Milk allergies are not taken seriously enough, especially in schools

In addition, even though milk is a common ingredient in many foods, milk allergies are often not taken as seriously as peanut allergies, especially in schools and other educational settings. While peanut-free tables and policies are commonplace to protect peanut-allergic children, educators may not be aware that milk allergies can be just as life-threatening as peanut allergies (if not more so). 

People might be confusing milk allergy with milk intolerance

Others might not realize that a milk allergy is different from a milk intolerance. Milk intolerances are extremely common; they cause digestive symptoms when someone consumes milk, but they don’t involve the immune system. Milk intolerances are not life-threatening. But milk allergies involve the immune system, and have the potential to cause life-threatening symptoms. 

 

 

Allergies as a whole are on the rise

Milk allergies aren’t the only allergy increasing in prevalence. As a whole, food allergies have been on the rise over the past two decades. And as food allergies rise, so does the potential for hospitalizations related to severe reactions. 

Why might food allergy prevalence be increasing? As Dr. Jonathan Spergel (Head of Allergy at Children’s Hospital of Philadelphia) shared with the Washington Post: “There are several strong theories to explain the uptick [in food allergies], but one stands out: In 2000, a small study suggested that if parents delayed the introduction of potentially allergenic foods, kids were less likely to develop those allergies. The guidance was wrong, with subsequent studies revealing the exact opposite: Early, careful introduction of these [potentially allergenic] foods lessens the risk of serious allergy.”

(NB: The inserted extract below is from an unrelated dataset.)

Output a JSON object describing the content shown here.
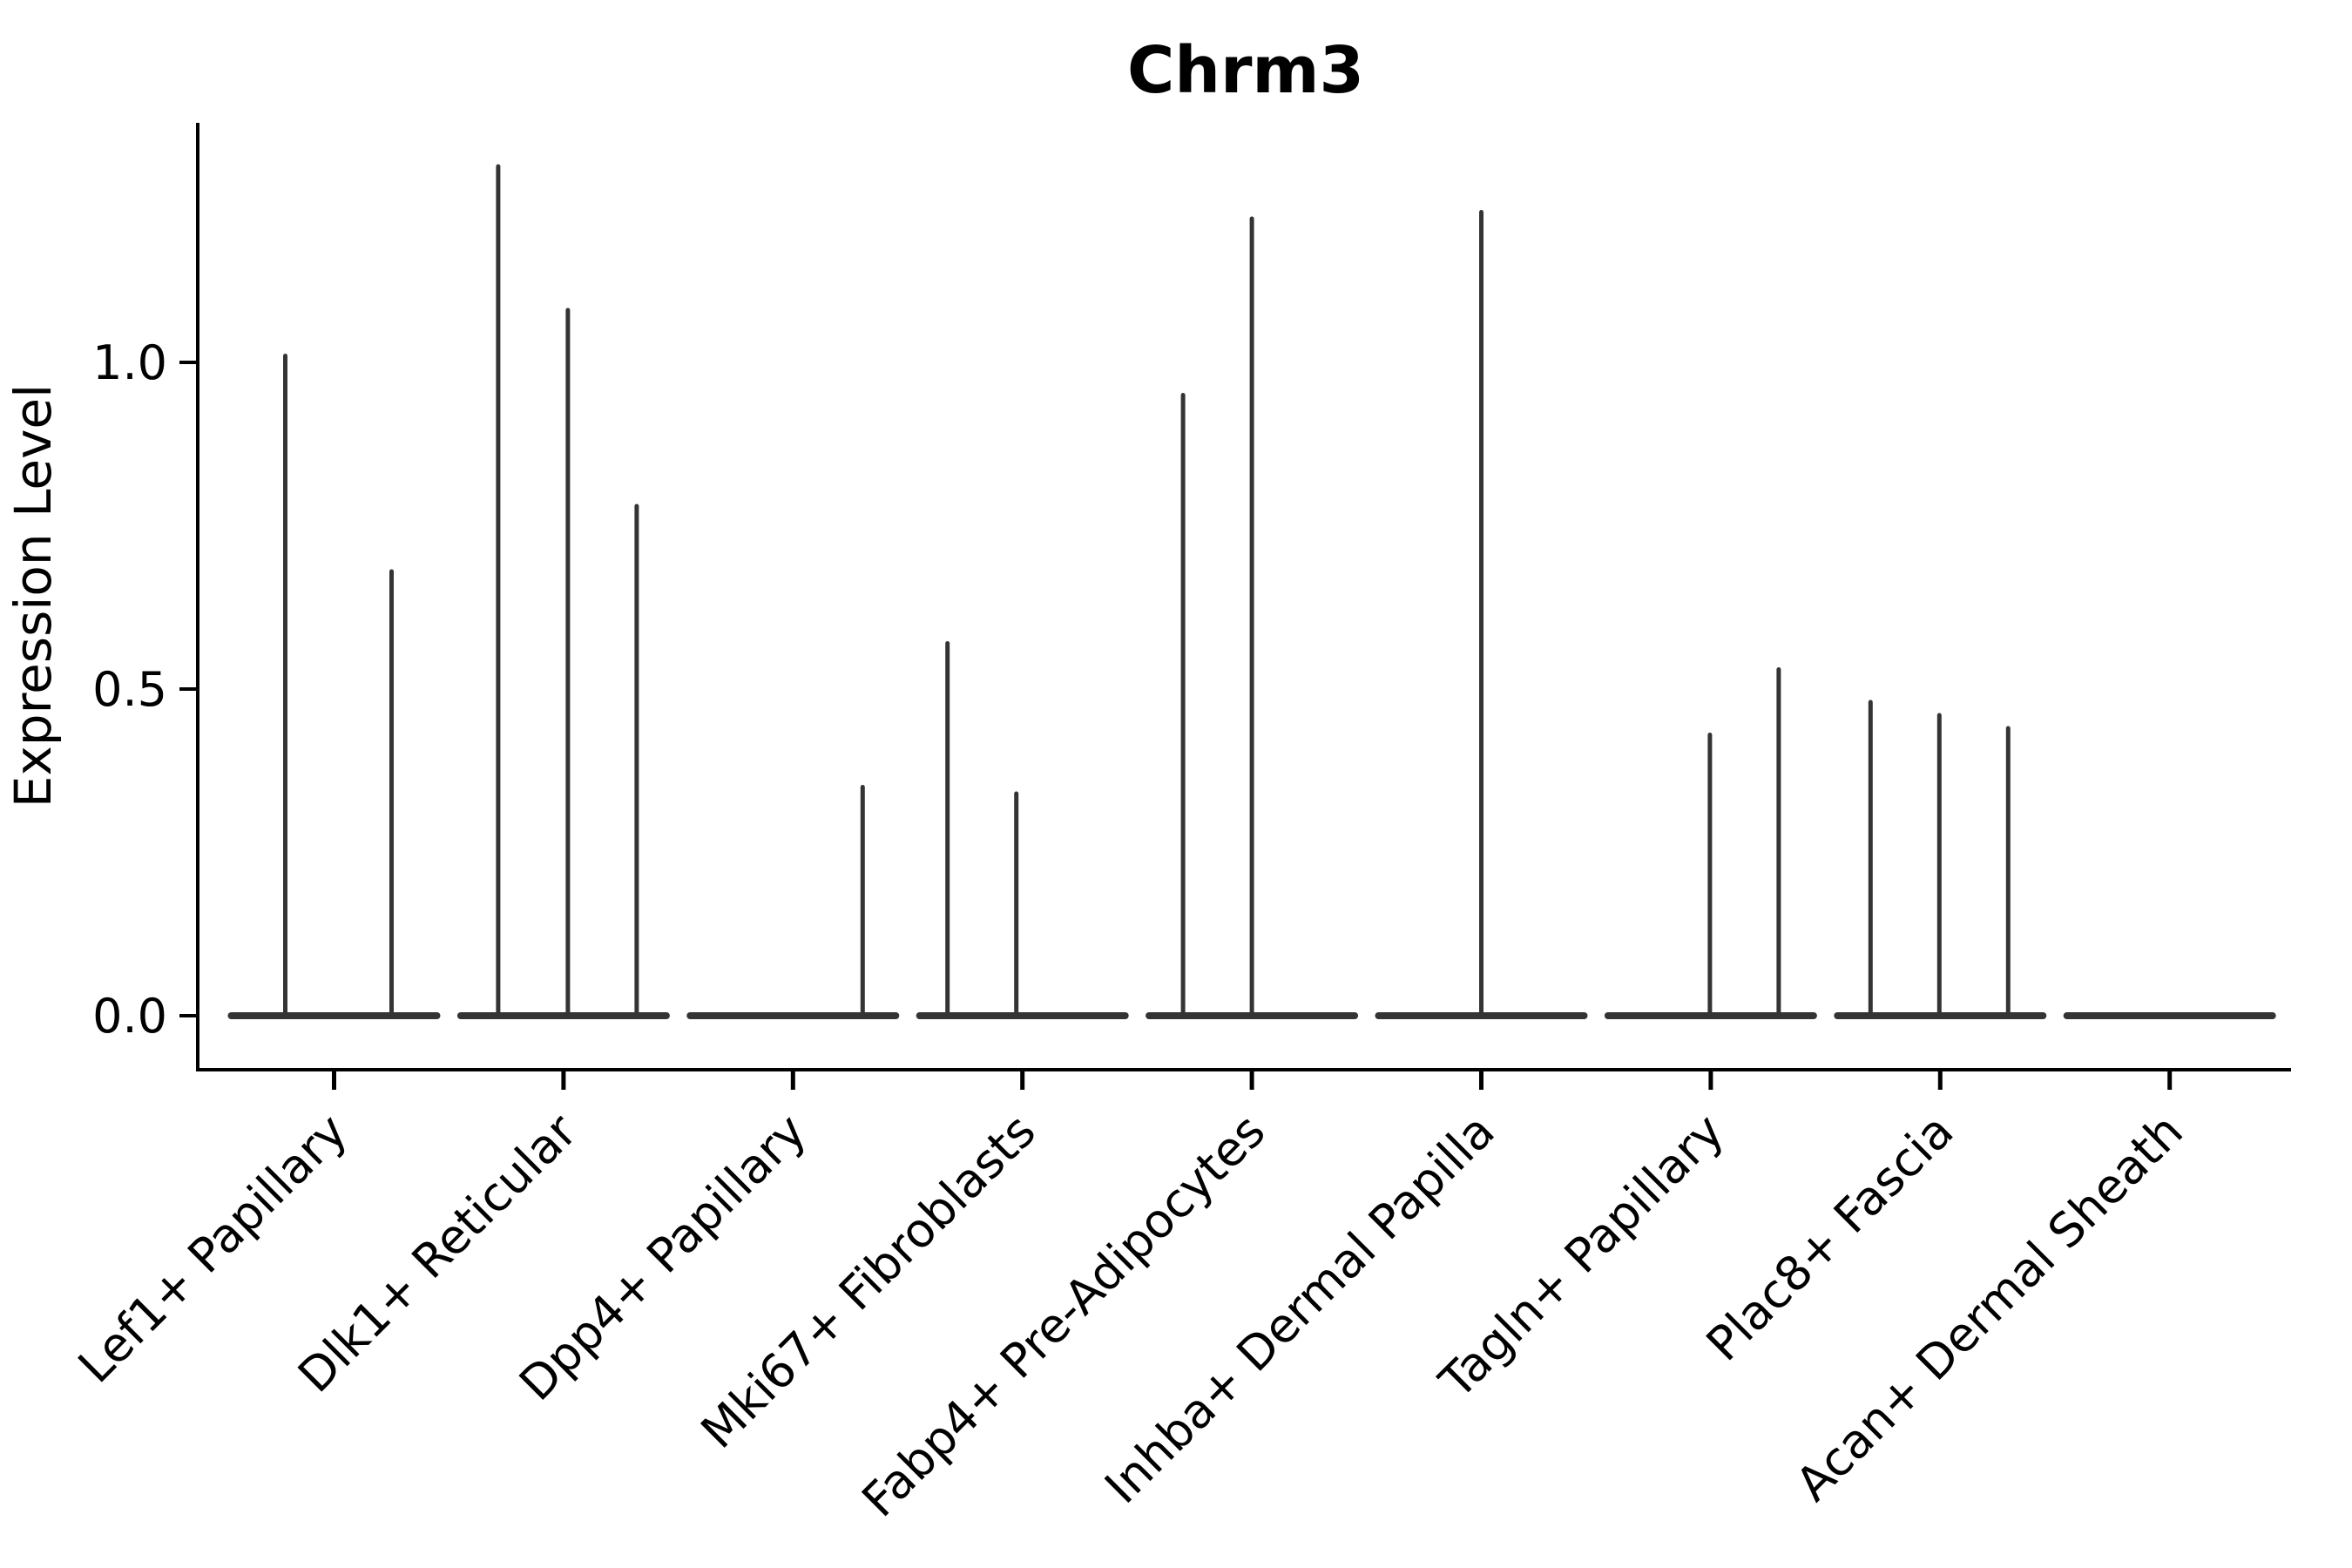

Milk allergies are wrongly thought of as a young child’s allergy

The tendency to associate milk allergy with younger children might be another major reason why so many severe milk allergy reactions are occurring in older children. People may not be aware that a milk allergy can cause such severe symptoms in older children and teens. So, again, they might not take a milk allergy as seriously as a peanut allergy. 

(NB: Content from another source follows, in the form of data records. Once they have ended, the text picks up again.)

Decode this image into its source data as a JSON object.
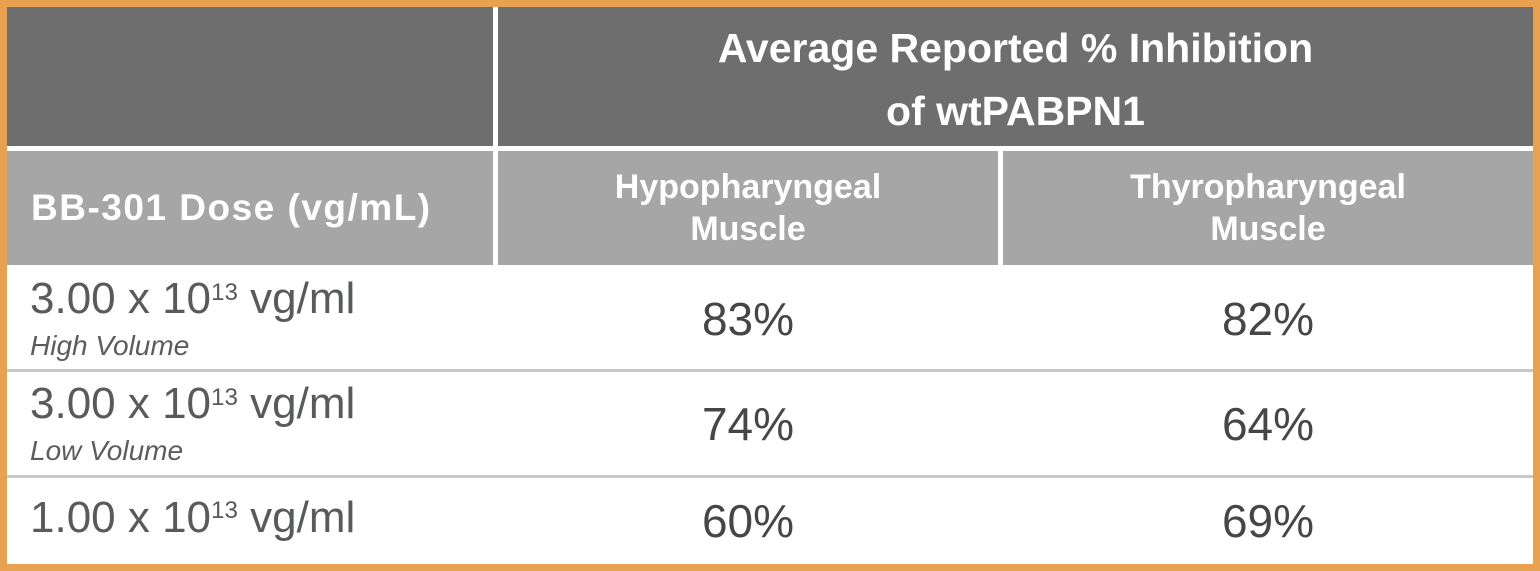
{
  "table": {
    "title_line1": "Average Reported % Inhibition",
    "title_line2": "of wtPABPN1",
    "dose_column_header": "BB-301 Dose (vg/mL)",
    "muscle_headers": [
      "Hypopharyngeal\nMuscle",
      "Thyropharyngeal\nMuscle"
    ],
    "rows": [
      {
        "dose_base": "3.00 x 10",
        "dose_exp": "13",
        "dose_unit": " vg/ml",
        "note": "High Volume",
        "hypo": "83%",
        "thyro": "82%"
      },
      {
        "dose_base": "3.00 x 10",
        "dose_exp": "13",
        "dose_unit": " vg/ml",
        "note": "Low Volume",
        "hypo": "74%",
        "thyro": "64%"
      },
      {
        "dose_base": "1.00 x 10",
        "dose_exp": "13",
        "dose_unit": " vg/ml",
        "note": "",
        "hypo": "60%",
        "thyro": "69%"
      }
    ],
    "colors": {
      "border_orange": "#E8A14F",
      "header_dark_gray": "#6E6E6E",
      "header_mid_gray": "#A6A6A6",
      "row_divider_gray": "#C9C9C9",
      "header_text": "#FFFFFF",
      "body_text": "#595A5C",
      "value_text": "#464648"
    }
  },
  "chart_data": {
    "type": "table",
    "title": "Average Reported % Inhibition of wtPABPN1",
    "columns": [
      "BB-301 Dose (vg/mL)",
      "Hypopharyngeal Muscle",
      "Thyropharyngeal Muscle"
    ],
    "rows": [
      [
        "3.00 x 10^13 vg/ml (High Volume)",
        "83%",
        "82%"
      ],
      [
        "3.00 x 10^13 vg/ml (Low Volume)",
        "74%",
        "64%"
      ],
      [
        "1.00 x 10^13 vg/ml",
        "60%",
        "69%"
      ]
    ],
    "series": [
      {
        "name": "Hypopharyngeal Muscle",
        "values": [
          83,
          74,
          60
        ]
      },
      {
        "name": "Thyropharyngeal Muscle",
        "values": [
          82,
          64,
          69
        ]
      }
    ],
    "categories": [
      "3.00 x 10^13 vg/ml High Volume",
      "3.00 x 10^13 vg/ml Low Volume",
      "1.00 x 10^13 vg/ml"
    ],
    "unit": "% inhibition"
  }
}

But any food could cause a severe allergic reaction --- and we now know that milk is an especially common cause of life-threatening reactions.  

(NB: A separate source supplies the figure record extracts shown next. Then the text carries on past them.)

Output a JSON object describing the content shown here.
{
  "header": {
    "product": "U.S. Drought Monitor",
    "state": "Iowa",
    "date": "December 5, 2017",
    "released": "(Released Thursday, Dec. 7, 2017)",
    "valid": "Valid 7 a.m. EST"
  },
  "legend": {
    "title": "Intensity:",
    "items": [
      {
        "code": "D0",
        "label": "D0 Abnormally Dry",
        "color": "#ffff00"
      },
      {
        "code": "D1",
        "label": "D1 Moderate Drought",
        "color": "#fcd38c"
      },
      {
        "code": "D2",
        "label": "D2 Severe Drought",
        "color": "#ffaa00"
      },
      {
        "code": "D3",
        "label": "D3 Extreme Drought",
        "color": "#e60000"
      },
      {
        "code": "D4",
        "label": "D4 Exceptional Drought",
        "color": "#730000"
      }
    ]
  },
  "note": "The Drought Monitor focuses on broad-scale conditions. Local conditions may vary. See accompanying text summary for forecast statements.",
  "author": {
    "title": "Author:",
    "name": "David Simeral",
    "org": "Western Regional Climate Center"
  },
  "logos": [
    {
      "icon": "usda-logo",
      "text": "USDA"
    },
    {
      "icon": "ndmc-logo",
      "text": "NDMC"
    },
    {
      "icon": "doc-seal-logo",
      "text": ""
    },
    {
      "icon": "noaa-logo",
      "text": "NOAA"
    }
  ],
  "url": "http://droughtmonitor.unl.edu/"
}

The bottom line: The need for more food allergy awareness

More awareness of milk allergy’s severity is desperately needed, so when someone has a milk allergy, people will take the needed steps to protect them.

As Paul Turner, PhD, (Imperial College, London) shared with WebMD, "We need to get that information [about the severity of milk allergy] out to the public and businesses so they take the same level of care that they have with nuts, and when someone says they have milk allergy, they take it seriously."

Unfortunately, though, compared to peanut allergy families, not as many milk allergy families are taking one of the most vital precautions themselves --- having an epinephrine (Epi-pen) prescription ready to treat a severe reaction, in case one does occur. 

As Dr. Ruchi Gupta told  WebMD, “only 1 in 4 children with a milk allergy [in the food allergy prevalence survey of over 38,000] had a current prescription for an epinephrine autoinjector, compared with about 70% of children with peanut allergy.”

In addition, more food allergy awareness is needed as a whole, so people know to take any food allergy seriously, regardless of someone’s age.